Review: Dust Mountain ‘Hymns For Wilderness’
April this year seems long ages ago, and much of Roadburn Festival’s spectacular effort to bring the world a piece of the usual Tilburg magic has faded from memory. Dust Mountain however left a mark on my mind, and I have been toiling through the long months to the eventual release of Hymns For Wilderness eager to return to their vision ‘of a world hidden but not lost’.
It can be a tricky business drawing on that classic 60s/70s crossroads of acid-folk and heavier psych, yet Dust Mountain have found themselves a sound that feels absolutely itself, no pastiche or occult gimmick. Indeed, any sniff of camp witchiness tends to put me on guard, and yet when Henna Hietamäki sings ‘You are under my spell’ I begin to suspect that this may in fact be the case. Perhaps because – like Pombagira or Rose Kemp – it feels as though the magic is part of the making, and not an aesthetic choice. As with Rose Kemp’s fantastic later works, there may be some who are put off by the unconstrained vocals on Hymns For Wilderness, however, for me, they’re well-balanced in their brightness and dark, not theatrical but powerful.

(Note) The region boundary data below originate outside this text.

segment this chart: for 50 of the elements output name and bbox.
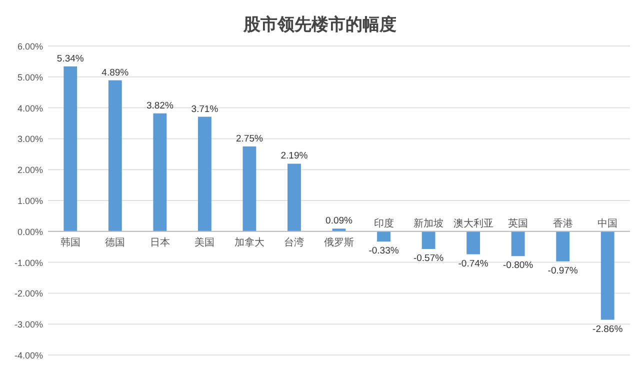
data-label: -0.74%: [458, 258, 489, 270]
x-tick-label: 澳大利亚: [453, 217, 494, 230]
bar: [511, 231, 525, 256]
y-tick-label: -1.00%: [14, 258, 43, 268]
data-label: -0.57%: [413, 253, 444, 264]
y-tick-label: 0.00%: [17, 226, 43, 237]
data-label: 4.89%: [102, 67, 130, 78]
bar: [377, 231, 390, 242]
bar: [556, 231, 570, 262]
bar: [198, 116, 212, 232]
data-label: 3.82%: [146, 100, 174, 112]
bar: [288, 164, 301, 232]
y-tick-label: -2.00%: [14, 288, 43, 299]
x-tick-label: 加拿大: [234, 236, 264, 248]
bar: [153, 113, 167, 232]
x-tick-label: 韩国: [60, 236, 80, 248]
y-tick-label: -3.00%: [14, 320, 43, 330]
x-tick-label: 美国: [194, 236, 215, 248]
x-tick-label: 香港: [552, 217, 573, 230]
x-tick-label: 中国: [598, 217, 618, 230]
x-tick-label: 英国: [508, 217, 528, 230]
x-tick-label: 印度: [374, 217, 394, 230]
chart-title: 股市领先楼市的幅度: [242, 15, 396, 34]
bar: [64, 66, 78, 232]
bar: [422, 231, 436, 250]
bar: [600, 231, 614, 320]
data-label: -2.86%: [592, 324, 624, 335]
y-tick-label: 3.00%: [17, 134, 43, 144]
data-label: 2.19%: [280, 150, 308, 162]
data-label: -0.33%: [368, 246, 400, 257]
bar: [466, 231, 480, 254]
x-tick-label: 俄罗斯: [324, 236, 354, 248]
data-label: 2.75%: [236, 133, 264, 144]
bar: [242, 146, 256, 232]
data-label: 5.34%: [56, 53, 84, 64]
y-tick-label: 6.00%: [17, 42, 43, 52]
y-tick-label: -4.00%: [14, 350, 43, 360]
bar: [108, 80, 122, 232]
x-tick-label: 德国: [105, 237, 126, 248]
x-tick-label: 台湾: [284, 236, 304, 248]
x-tick-label: 日本: [150, 236, 170, 248]
y-tick-label: 4.00%: [17, 103, 43, 114]
data-label: 3.71%: [191, 104, 219, 115]
y-tick-label: 2.00%: [17, 165, 43, 176]
data-label: -0.97%: [548, 265, 578, 276]
data-label: -0.80%: [503, 260, 534, 272]
y-tick-label: 5.00%: [17, 72, 43, 82]
data-label: 0.09%: [326, 216, 354, 227]
x-tick-label: 新加坡: [414, 217, 444, 230]
y-tick-label: 1.00%: [17, 196, 43, 206]
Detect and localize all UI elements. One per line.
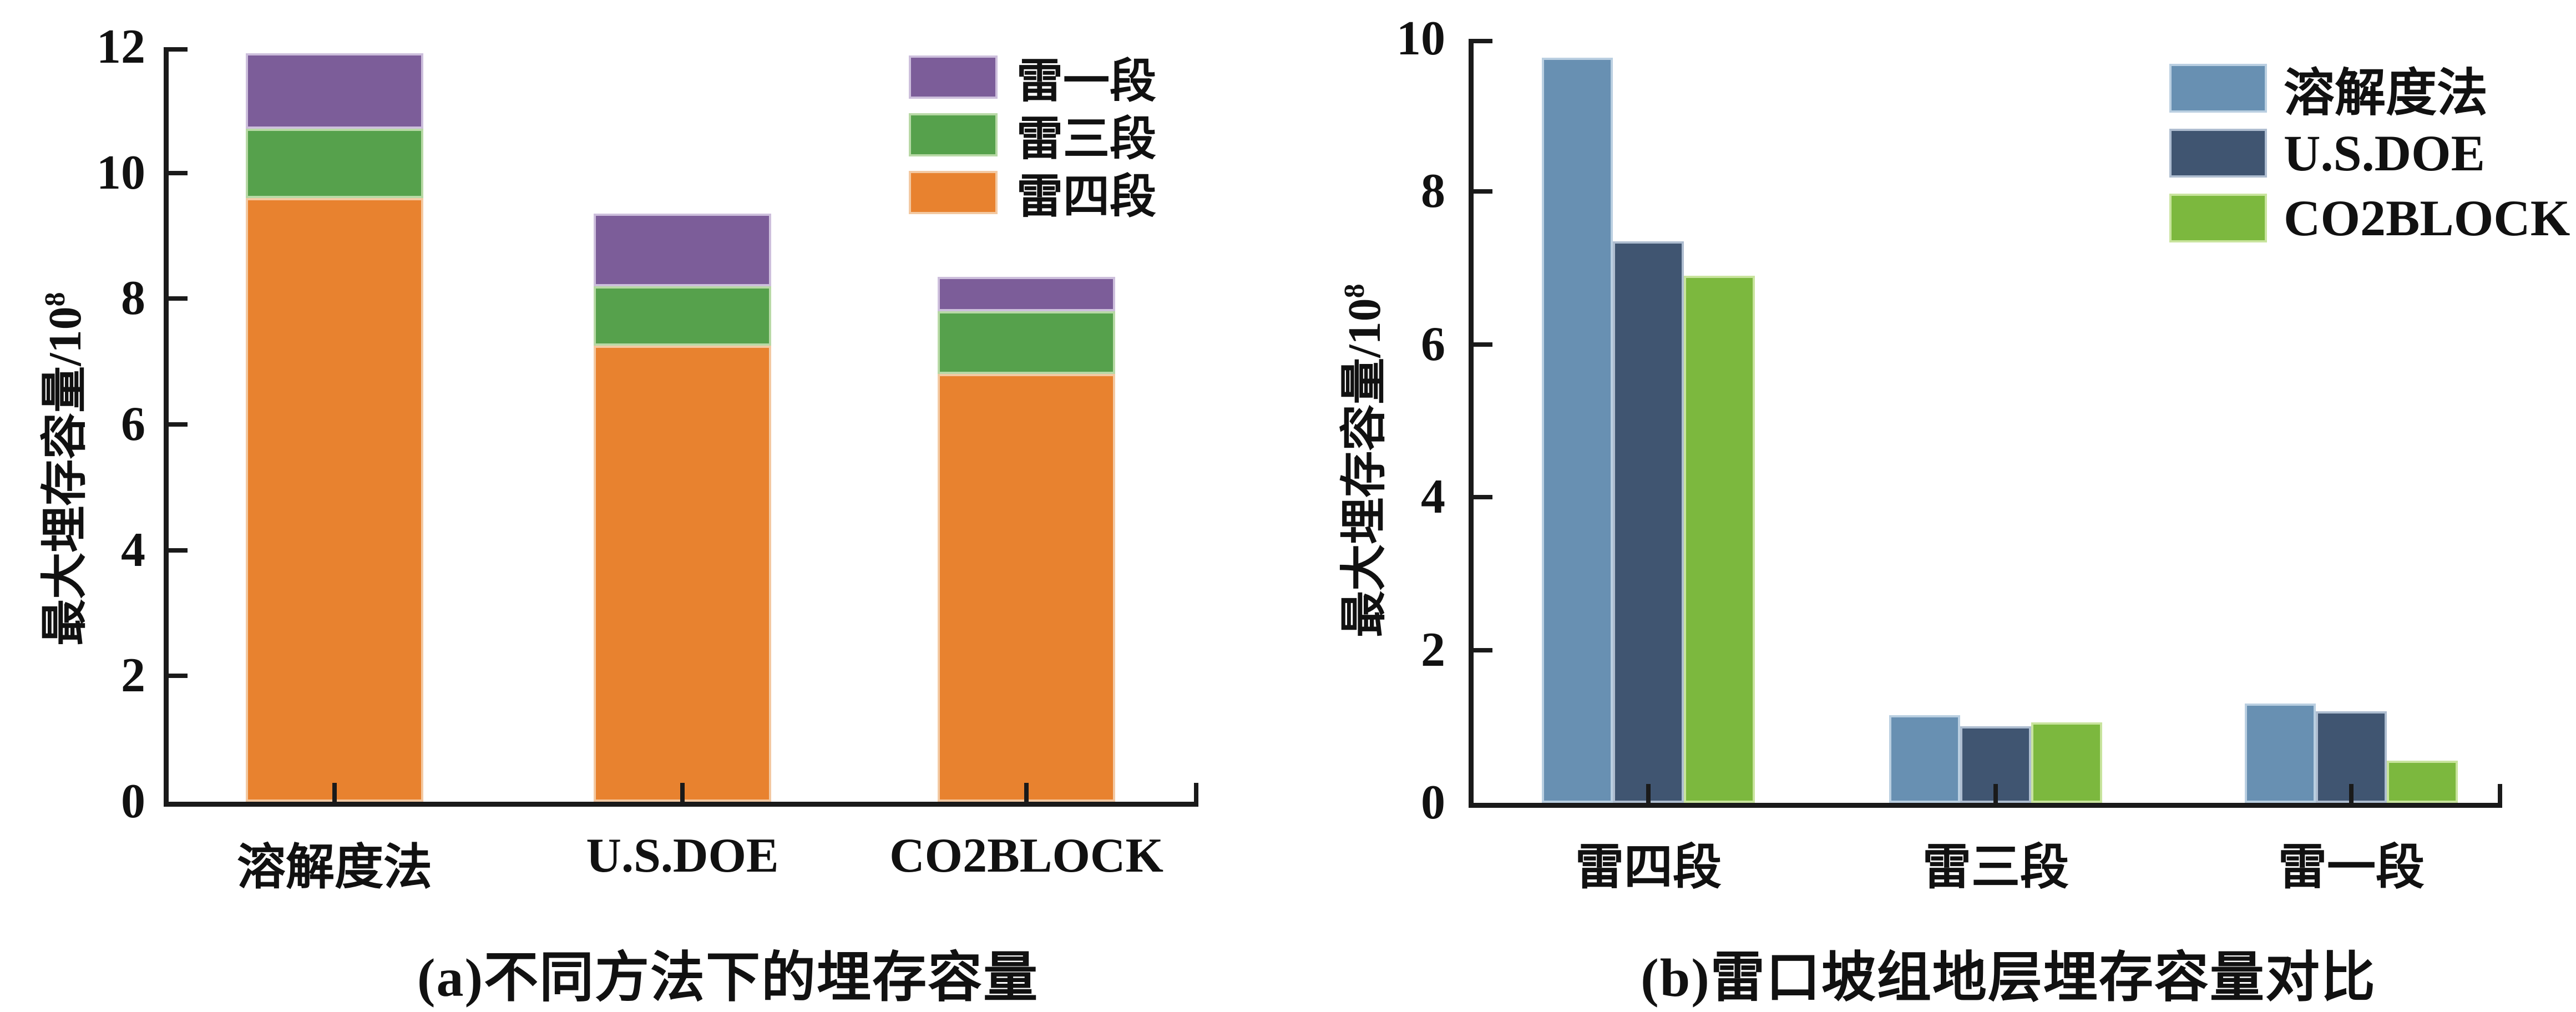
x-label-a-2: CO2BLOCK <box>889 829 1163 883</box>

Perhaps it’s no surprise that this is such an accomplished work – the original impetus for Dust Mountain began in 2016 between the siblings Hietamäki and has since drawn together a group from that rich Finnish scene, members of groups known for their varied and hybrid music-making. Interesting that this is, in some ways, very much a ‘record of place’ calling back to local folk roots and ritual, and yet refers musically to traditions beyond the forests and rivers we see in the video for Holy Equinox for example.
calling back to local folk roots and ritual, and yet refers musically to traditions beyond the forests and rivers…
The songs are sung in English, and the longest (and in some ways heaviest) track Apollo uses the ancient Greek story of the musical contest between Apollo and Pan/Marsyas as its central theme. This should not surprise us however, as the use of this conflict between ‘Apollonian’ and ‘Dionysian’ impulses in Scandinavian folk tradition was noted as far back as 1895 by the great de Selby in his remarkable work Midnight Sun, Noontime Dark: folktales of the North – ‘Apollo is rules, techne, lucidity; Dionysus is intuition, no restraint, reckless’. We can also read into this victory for the ‘civilised’ the overwriting of earlier nature-based belief by Christianity, which may also be the source of the use of church Latin in the climax of Holy Equinox.
After that heavy headwork, it’s a pleasure to kick back into a celebratory finish with Bird Hymns, and this speaks to the quality of the album as a whole. I mentioned earlier the balance of bright and dark, and musically this song uses that push-pull to great effect, while the whole can be seen as part of a larger rhythm. The songs take us from daylight urgency and sexual power, through summer bloom and revolt, to the equinox. Here energies sit in balance, before falling back into eternal struggle, and finally the expression of that tension in nature, where all is reconciled.
In some ways, this has been a year for much heavier music, and on the face of it Dust Mountain are lacking the usual ‘crushing fuzzed-out riffs’ that I’d expect to make an album stand out as a favourite, but hopefully I’ve managed to convey something here of what makes this possibly the best thing I’ve heard in a long while.